BACKGROUND: Altered white matter microstructure in tracts integral to mood regulation networks could underlie vulnerability to major depressive disorder (MDD). Guided by functional magnetic resonance studies, we explored whether a positive family history of MDD (FH+) and anhedonia (reduced capacity for pleasure) were associated with altered white matter microstructure in the cingulum bundles and uncinate fasciculi. METHODS: Diffusion tensor magnetic resonance imaging data were acquired on 34 healthy female student volunteers (mean age 22 years). Exclusion criteria included other current or previous psychiatric disorder, current depression, and current psychotropic medication. Family history was determined using established criteria. Fiber tractography was performed for each individual for a priori tracts of interest and a comparison tract. Mean fractional anisotropy (FA), an index of microstructure, was calculated for each tract. RESULTS: Tracts were reconstructed in 18 FH+ individuals and 15 FH- individuals, who did not differ by age or subclinical depressive symptoms. FH+ subjects had 3% to 5% lower FA in the right and left cingulum bundles than FH- individuals (p = .012, p = .059, respectively). Post hoc analysis demonstrated 8% lower FA in the left subgenual cingulate (p = .007). Hedonic tone correlated positively with FA in the right and left cingulum bundles (r = .342, p = .052; r = .477, p = .005, respectively), and the left subgenual cingulum (r = .500, p = .003). CONCLUSIONS: Both family history of MDD and subclinical anhedonia are associated with reduced FA in the bilateral cingulum bundles, particularly in the left subgenual cingulum. Altered cingulum white matter architecture is implicated in the etiology of MDD.

Subgenual cingulate and visual cortex responses to sad faces predict clinical outcome during antidepressant treatment for depression.

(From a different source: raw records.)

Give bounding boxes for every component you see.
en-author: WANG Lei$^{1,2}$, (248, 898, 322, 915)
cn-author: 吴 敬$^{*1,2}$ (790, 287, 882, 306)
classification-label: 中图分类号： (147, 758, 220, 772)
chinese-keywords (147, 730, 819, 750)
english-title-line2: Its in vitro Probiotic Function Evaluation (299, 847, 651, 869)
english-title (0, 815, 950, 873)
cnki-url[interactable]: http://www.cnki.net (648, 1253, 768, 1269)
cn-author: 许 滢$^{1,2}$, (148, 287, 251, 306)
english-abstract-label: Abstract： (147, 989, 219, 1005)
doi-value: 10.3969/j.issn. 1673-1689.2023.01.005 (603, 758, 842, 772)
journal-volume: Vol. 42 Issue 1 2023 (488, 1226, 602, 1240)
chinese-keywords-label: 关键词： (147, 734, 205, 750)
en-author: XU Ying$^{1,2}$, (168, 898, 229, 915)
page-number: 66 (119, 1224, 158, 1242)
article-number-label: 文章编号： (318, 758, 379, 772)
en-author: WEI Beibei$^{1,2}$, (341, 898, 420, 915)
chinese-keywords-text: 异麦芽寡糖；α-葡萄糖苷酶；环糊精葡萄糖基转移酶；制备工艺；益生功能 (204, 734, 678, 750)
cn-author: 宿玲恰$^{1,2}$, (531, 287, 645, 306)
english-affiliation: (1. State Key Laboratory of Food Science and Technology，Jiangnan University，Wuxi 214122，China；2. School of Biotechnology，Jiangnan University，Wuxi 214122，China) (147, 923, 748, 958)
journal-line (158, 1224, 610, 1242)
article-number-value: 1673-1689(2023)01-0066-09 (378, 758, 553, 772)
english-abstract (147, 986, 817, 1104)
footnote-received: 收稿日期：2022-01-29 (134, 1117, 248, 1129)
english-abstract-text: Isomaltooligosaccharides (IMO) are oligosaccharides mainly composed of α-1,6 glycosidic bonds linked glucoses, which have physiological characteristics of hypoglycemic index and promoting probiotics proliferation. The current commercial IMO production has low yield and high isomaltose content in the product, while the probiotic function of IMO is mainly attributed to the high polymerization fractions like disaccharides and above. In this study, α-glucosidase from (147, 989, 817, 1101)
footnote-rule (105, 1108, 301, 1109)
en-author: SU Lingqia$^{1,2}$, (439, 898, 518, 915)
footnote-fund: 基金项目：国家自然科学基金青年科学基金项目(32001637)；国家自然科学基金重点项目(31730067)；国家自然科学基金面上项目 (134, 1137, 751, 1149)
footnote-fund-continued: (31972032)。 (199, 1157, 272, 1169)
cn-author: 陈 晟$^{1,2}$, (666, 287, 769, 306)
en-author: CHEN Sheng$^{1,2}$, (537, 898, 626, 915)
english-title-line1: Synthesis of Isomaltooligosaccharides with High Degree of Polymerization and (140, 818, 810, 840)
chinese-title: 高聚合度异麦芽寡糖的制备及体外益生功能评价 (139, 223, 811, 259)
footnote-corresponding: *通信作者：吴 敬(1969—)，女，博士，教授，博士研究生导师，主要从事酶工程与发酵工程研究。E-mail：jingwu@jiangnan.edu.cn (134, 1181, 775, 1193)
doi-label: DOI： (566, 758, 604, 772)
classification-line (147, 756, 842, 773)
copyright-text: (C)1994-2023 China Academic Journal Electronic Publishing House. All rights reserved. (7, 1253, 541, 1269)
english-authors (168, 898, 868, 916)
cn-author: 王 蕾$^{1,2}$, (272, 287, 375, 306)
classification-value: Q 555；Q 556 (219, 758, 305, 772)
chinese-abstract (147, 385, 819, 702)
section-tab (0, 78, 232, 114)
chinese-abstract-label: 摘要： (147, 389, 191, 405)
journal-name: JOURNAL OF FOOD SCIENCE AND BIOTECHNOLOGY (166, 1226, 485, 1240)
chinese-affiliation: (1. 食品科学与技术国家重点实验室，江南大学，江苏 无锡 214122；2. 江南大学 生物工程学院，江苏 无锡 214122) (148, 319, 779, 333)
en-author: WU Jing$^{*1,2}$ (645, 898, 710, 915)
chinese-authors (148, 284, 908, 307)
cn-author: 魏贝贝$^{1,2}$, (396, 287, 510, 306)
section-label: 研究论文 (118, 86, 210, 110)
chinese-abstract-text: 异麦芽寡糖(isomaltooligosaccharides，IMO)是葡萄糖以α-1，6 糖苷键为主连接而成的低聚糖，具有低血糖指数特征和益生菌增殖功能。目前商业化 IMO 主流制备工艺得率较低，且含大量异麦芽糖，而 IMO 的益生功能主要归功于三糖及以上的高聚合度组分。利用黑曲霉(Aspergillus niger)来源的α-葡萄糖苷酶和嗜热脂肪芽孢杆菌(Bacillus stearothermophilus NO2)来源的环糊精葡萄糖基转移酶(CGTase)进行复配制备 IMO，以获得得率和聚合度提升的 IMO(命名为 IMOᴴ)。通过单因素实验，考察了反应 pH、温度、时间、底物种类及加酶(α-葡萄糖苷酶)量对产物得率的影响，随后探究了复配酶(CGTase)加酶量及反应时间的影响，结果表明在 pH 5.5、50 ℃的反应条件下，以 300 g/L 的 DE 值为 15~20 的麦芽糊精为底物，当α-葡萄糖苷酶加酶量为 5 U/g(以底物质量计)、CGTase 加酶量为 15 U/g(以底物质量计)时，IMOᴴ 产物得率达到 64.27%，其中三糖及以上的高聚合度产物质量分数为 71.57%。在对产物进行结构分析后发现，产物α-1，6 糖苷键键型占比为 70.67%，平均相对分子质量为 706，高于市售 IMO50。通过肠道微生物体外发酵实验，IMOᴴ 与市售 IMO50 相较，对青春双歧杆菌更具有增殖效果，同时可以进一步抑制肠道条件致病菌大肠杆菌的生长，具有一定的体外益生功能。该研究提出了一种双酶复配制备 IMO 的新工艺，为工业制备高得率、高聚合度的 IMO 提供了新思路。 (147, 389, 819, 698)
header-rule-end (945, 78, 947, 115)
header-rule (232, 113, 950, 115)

BACKGROUND: Previous follow-up studies indicate that increased visual cortical, ventral cingulate and subcortical responses of depressed individuals to sad facial stimuli, but not happy stimuli could represent reversible markers of disease severity. We hypothesized that greater responses in these areas to sad stimuli, but not happy stimuli, would predict better subsequent clinical outcome. We also explored areas that would predict a poor outcome. METHODS: Twelve melancholically depressed individuals in the early stages of antidepressant treatment in a secondary care setting participated in two experiments comparing responses to varying intensities of sad and happy facial stimuli, respectively, using event related functional MRI. They repeated the experiments after a mean delay of 12 weeks of treatment. RESULTS: There was a variation in response to treatment. Greater right visual cortex and right subgenual cingulate (R-BA25) responses to sad stimuli, but not happy stimuli, in the early stages of treatment were associated with a good clinical outcome. Greater ventrolateral prefrontal cortex responses to either stimulus type were associated with a relatively poor outcome. LIMITATIONS: The sample size was modest and patients were taking a variety of antidepressants. CONCLUSIONS: Right subgenual cingulate and right visual cortical responses to sad stimuli predict good clinical outcome in the context of antidepressant treatment for severe depression in a naturalistic setting. Ventrolateral prefrontal cortex activity may indicate poor prognosis due to its relationship with negative rumination.